Они вошли в купе Хильдегарды Шмидт. Горничная стояла в
дверях: она встретила посетителей почтительно и совершенно
спокойно. Пуаро быстро осмотрел содержимое маленького
чемоданчика. Затем знаком приказал проводнику достать с полки
большой сундук.
-- Ключи у вас? -- спросил он горничную.
-- Сундук открыт, господин.
Пуаро расстегнул ремни и поднял крышку.
-- Ага, -- сказал он, обернувшись к мсье Буку. -- Вы
помните, что я вам говорил? Взгляните-ка сюда!

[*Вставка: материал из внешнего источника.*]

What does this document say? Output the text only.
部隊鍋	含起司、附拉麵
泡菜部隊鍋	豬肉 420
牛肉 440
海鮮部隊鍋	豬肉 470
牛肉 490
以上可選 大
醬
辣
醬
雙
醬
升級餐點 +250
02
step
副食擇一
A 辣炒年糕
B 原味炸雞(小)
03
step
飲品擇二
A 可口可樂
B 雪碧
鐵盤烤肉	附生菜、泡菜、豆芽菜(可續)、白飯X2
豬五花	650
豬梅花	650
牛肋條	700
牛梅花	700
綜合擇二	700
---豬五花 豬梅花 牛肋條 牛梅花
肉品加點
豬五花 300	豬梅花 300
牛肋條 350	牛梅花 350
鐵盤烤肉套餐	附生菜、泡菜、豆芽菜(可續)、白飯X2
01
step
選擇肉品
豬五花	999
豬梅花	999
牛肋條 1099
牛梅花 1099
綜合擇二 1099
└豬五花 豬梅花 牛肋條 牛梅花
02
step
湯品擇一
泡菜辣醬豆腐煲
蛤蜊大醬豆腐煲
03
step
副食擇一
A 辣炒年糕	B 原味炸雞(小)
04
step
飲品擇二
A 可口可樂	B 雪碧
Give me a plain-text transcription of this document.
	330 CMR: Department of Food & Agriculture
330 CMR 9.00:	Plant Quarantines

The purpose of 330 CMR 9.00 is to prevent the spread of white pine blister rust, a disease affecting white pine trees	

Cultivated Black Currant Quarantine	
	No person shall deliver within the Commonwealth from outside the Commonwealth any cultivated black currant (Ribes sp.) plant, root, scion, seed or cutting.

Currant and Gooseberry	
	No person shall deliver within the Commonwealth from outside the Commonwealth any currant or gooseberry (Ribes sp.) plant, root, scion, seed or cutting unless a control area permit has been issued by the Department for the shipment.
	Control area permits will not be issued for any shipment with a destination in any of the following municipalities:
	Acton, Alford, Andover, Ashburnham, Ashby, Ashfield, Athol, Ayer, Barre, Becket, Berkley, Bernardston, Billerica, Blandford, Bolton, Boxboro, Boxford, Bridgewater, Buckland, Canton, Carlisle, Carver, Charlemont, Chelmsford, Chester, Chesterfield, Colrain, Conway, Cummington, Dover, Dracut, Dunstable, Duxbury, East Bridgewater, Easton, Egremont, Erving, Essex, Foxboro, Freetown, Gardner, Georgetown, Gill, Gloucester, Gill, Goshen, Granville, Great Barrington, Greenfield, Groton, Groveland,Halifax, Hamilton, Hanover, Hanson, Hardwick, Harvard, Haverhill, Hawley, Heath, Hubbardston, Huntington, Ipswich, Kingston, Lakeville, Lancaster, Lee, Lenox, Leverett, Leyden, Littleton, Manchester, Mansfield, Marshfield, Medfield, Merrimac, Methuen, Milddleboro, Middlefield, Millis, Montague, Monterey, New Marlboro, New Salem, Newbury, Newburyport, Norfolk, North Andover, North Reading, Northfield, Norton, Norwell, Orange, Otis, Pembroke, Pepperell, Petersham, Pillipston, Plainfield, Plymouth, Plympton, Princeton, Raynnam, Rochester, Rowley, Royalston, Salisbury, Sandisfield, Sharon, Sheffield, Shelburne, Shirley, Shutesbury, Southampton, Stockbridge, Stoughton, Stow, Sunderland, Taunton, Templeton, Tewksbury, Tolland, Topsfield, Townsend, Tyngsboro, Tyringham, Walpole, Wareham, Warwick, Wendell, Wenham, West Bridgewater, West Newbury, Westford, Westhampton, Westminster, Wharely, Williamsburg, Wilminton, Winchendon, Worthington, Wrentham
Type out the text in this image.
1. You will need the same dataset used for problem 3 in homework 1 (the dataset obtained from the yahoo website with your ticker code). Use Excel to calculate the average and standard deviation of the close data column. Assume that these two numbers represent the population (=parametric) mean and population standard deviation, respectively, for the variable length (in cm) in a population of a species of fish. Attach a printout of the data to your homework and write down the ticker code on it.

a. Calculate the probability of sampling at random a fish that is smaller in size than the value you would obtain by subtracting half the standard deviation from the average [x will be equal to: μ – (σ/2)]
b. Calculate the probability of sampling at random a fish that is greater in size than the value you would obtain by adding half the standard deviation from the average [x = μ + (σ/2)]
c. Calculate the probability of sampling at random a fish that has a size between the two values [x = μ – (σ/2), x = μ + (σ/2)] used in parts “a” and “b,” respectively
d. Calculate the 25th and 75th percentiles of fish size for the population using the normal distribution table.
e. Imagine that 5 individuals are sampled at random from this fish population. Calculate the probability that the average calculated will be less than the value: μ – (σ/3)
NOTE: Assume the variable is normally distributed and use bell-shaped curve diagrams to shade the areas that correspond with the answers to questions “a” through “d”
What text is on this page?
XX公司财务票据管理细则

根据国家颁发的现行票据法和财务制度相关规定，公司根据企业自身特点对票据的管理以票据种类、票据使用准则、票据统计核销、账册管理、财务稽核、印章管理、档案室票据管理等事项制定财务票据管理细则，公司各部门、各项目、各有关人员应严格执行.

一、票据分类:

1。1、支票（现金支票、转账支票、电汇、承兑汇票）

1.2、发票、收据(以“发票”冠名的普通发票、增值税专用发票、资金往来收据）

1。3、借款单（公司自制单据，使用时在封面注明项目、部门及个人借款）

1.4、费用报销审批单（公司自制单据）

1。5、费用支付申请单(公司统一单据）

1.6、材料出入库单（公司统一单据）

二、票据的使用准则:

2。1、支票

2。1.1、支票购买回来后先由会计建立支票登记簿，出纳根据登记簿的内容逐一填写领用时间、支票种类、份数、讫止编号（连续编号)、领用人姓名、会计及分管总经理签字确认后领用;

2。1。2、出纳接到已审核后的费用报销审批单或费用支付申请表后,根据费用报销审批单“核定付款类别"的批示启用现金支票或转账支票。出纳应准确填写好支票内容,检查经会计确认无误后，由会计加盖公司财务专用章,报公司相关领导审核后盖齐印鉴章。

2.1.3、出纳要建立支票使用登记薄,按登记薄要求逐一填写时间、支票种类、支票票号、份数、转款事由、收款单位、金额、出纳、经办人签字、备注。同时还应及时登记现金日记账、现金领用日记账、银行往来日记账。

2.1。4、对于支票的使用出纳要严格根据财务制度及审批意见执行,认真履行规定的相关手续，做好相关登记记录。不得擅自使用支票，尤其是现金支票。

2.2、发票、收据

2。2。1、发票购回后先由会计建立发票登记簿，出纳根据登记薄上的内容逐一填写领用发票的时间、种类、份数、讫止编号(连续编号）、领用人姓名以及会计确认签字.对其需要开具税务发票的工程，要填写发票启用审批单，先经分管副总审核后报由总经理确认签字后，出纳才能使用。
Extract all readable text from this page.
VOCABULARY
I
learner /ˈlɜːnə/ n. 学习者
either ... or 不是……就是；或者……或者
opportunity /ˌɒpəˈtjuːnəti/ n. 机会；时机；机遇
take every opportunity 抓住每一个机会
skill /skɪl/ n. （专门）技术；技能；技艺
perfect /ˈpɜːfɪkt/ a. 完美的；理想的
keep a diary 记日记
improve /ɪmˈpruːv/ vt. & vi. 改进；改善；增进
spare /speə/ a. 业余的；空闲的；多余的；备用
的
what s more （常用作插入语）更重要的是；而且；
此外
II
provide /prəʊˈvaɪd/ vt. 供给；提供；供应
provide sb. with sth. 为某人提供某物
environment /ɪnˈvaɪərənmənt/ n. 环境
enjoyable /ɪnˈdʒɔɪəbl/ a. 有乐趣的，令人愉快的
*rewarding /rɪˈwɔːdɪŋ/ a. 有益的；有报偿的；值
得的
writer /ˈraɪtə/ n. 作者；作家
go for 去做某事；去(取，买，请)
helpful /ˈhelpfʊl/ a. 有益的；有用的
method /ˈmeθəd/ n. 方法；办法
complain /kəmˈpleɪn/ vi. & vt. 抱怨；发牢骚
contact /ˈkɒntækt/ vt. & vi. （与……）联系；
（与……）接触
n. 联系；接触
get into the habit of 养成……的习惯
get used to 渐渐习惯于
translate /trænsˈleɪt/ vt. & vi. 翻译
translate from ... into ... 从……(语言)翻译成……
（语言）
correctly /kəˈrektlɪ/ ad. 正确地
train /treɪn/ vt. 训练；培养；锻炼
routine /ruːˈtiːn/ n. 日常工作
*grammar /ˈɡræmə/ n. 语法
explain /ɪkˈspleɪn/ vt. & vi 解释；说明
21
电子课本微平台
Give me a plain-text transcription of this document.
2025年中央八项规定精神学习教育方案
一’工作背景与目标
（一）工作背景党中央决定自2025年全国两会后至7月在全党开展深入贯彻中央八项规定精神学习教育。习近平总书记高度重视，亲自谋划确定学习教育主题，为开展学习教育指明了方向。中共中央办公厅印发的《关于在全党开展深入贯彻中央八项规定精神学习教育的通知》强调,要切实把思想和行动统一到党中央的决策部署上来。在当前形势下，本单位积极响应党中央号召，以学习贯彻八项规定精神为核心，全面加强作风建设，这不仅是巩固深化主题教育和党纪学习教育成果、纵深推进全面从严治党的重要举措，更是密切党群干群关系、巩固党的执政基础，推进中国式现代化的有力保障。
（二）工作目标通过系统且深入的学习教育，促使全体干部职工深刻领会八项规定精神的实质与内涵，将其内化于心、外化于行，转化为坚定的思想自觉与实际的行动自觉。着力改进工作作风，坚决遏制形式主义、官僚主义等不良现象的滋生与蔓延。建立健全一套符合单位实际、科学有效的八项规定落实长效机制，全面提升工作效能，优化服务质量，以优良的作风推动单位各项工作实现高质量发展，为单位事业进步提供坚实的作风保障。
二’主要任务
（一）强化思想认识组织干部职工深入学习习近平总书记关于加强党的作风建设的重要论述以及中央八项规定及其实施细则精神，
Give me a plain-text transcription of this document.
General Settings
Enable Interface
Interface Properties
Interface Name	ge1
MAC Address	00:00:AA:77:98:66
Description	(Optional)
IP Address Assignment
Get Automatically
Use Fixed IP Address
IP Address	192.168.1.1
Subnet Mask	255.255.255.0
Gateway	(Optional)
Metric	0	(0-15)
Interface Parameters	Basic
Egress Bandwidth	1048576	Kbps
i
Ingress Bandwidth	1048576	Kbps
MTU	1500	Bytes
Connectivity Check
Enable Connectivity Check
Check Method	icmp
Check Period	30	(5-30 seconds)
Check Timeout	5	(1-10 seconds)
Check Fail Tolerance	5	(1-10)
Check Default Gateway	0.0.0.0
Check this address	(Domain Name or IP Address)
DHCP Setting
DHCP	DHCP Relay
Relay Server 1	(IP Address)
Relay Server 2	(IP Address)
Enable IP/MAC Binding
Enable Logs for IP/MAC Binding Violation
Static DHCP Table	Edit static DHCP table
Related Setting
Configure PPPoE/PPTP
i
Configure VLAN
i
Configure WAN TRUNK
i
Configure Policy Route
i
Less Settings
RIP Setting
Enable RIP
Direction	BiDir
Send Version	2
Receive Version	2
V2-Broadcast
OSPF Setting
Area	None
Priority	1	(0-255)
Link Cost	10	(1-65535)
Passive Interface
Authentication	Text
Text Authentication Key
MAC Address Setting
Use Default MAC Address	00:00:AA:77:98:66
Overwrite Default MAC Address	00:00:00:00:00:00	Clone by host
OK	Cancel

На самом верху сундука лежала небрежно свернутая коричневая
форма проводника спальных вагонов.
Флегматичная немка всполошилась.
-- Ой! -- закричала она. -- Это не мое! Я ничего подобного
сюда не клала. Я не заглядывала в сундук с тех пор, как мы
выехали из Стамбула. Поверьте мне, я вас не обманываю, -- и она
умоляюще переводила глаза с одного мужчины на другого.
Пуаро ласково взял ее за руку, пытаясь успокоить:
-- Пожалуйста, не беспокойтесь. Мы вам верим. Не волнуйтесь.
Я так же убежден в том, что вы не прятали форму, как и в том,
что вы отличная кухарка. Ведь вы отличная кухарка, правда?
Горничная была явно озадачена, однако невольно расплылась в
улыбке:
-- Это правда, все мои хозяйки так говорили. Я... -- она
запнулась, открыла рот, и на лице ее отразился испуг.
-- Не бойтесь, -- сказал Пуаро. -- У вас нет никаких
оснований беспокоиться. Послушайте, я расскажу вам, как это
произошло. Человек в форме проводника выходит из купе убитого.
Он сталкивается с вами в коридоре. Он этого не ожидал. Ведь он
надеялся, что его никто не увидит. Что делать? Необходимо
куда-то девать форму, потому что, если раньше она служила ему
прикрытием, теперь она может только выдать его.
Пуаро посмотрел на мсье Бука и доктора Константина, те
внимательно слушали его.
-- Поезд стоит среди сугробов. Метель спутала все планы
преступника. Где спрятать форму? Все купе заняты. Впрочем, нет,
не все: он проходит мимо открытого купе -- там никого нет.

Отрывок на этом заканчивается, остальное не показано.